Communities embrace conservation — when it’s part of the broader discussion of sustainable use, and when that discussion is grounded in local culture. However, given the severity of climate change and the rate at which our enormous human population is consuming resources and producing pollution, we simply can’t save everything everywhere right now.

It’s time for triage. By designating places as: not at immediate risk, in need of immediate attention, or beyond help we can strategically allocate resources to maximizes conservation benefits. As much as it pains me to say so, this may mean giving up on places that have already been decimated, like the coral reefs of the Florida Keys where I learned to swim, and focusing our efforts elsewhere.

 
 
Time for Triage.jpeg
 
 

USE THE OCEAN WITHOUT USING IT UP

The goal of both triage and zoning is to use the ocean without using it up. So, despite all the threats to the ocean I’m an optimist most days. Because ocean conservation is not about fish. Fish are swimming around trying to eat, make babies, avoid getting eaten; they are doing their jobs just fine.

Ocean conservation is about people.

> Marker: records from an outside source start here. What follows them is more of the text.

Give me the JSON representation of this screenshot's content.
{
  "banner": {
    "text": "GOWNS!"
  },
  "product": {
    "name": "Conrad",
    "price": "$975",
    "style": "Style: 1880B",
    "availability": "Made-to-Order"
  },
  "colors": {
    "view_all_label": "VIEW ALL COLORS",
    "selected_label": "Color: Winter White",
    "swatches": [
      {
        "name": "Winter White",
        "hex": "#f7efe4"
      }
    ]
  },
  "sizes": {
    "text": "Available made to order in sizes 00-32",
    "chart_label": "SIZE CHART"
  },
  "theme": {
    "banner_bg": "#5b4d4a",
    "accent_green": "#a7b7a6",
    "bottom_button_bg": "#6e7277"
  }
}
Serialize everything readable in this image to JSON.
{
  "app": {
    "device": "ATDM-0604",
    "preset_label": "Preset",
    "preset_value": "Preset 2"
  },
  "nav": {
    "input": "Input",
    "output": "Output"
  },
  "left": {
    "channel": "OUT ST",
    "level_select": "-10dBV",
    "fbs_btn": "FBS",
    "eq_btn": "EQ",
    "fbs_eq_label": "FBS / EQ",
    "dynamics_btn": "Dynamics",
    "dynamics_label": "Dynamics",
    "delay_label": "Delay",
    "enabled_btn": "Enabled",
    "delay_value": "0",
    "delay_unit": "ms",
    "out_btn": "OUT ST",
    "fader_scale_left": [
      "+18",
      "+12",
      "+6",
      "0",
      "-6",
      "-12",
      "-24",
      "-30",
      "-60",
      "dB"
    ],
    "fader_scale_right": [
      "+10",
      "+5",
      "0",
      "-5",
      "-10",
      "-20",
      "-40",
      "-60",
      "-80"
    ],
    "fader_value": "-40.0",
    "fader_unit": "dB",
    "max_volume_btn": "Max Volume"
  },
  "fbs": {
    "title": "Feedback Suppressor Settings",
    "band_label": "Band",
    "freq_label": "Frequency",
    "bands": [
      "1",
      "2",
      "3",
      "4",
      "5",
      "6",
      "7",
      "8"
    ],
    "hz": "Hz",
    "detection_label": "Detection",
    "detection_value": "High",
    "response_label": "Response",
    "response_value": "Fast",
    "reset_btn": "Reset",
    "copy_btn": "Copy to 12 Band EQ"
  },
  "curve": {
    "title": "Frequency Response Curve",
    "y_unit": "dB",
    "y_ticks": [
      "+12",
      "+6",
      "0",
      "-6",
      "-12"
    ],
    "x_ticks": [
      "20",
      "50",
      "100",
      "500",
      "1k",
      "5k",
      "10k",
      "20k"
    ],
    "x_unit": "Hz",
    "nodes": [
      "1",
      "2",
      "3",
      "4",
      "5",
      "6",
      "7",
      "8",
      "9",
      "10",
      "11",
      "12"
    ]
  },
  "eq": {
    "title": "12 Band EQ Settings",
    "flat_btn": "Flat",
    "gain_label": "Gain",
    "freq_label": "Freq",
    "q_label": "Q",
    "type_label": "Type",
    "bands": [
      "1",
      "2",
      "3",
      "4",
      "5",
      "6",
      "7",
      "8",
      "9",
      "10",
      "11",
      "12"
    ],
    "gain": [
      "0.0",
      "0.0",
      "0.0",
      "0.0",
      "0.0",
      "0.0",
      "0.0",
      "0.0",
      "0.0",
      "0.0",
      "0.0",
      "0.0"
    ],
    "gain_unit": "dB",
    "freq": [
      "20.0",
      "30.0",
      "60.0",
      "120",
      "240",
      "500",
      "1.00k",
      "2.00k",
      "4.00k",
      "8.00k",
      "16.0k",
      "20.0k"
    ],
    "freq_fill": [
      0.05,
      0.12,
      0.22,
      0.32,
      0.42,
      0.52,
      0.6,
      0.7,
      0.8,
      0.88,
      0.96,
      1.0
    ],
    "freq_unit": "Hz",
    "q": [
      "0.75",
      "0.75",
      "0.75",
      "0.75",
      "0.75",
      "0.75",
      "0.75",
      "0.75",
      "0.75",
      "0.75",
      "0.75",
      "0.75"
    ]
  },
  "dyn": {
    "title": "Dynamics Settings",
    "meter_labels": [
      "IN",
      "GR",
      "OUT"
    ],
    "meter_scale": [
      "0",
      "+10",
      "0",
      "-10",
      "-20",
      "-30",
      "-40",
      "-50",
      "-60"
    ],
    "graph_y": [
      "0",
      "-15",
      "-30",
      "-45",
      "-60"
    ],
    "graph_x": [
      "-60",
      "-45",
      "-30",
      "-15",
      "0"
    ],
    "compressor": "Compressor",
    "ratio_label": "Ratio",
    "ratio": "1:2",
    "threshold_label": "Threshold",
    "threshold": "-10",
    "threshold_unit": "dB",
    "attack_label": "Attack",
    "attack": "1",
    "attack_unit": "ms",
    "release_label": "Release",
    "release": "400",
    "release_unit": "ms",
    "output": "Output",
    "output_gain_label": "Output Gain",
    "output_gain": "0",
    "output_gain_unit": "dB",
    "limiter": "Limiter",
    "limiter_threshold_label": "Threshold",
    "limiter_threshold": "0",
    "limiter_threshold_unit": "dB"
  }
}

And addressing the threats of climate change, overfishing, and pollution will require major changes in public policy and human behavior. Change this fundamental in how we use the ocean will not be easy.

But ocean conservation is a matter of cultural preservation. The ocean will be just fine without us — in fact it would be much better off! — but the opposite is unequivocally untrue. Put simply, we need the ocean.

 
 
Barbudan kids playing in the water during the Blue Halo Initiative’s kids ocean camp. Shoutout to Stephanie Roach for developing this education program. (Courtesy Waitt Institute).

Barbudan kids playing in the water during the Blue Halo Initiative’s kids ocean camp. Shoutout to Stephanie Roach for developing this education program. (Courtesy Waitt Institute).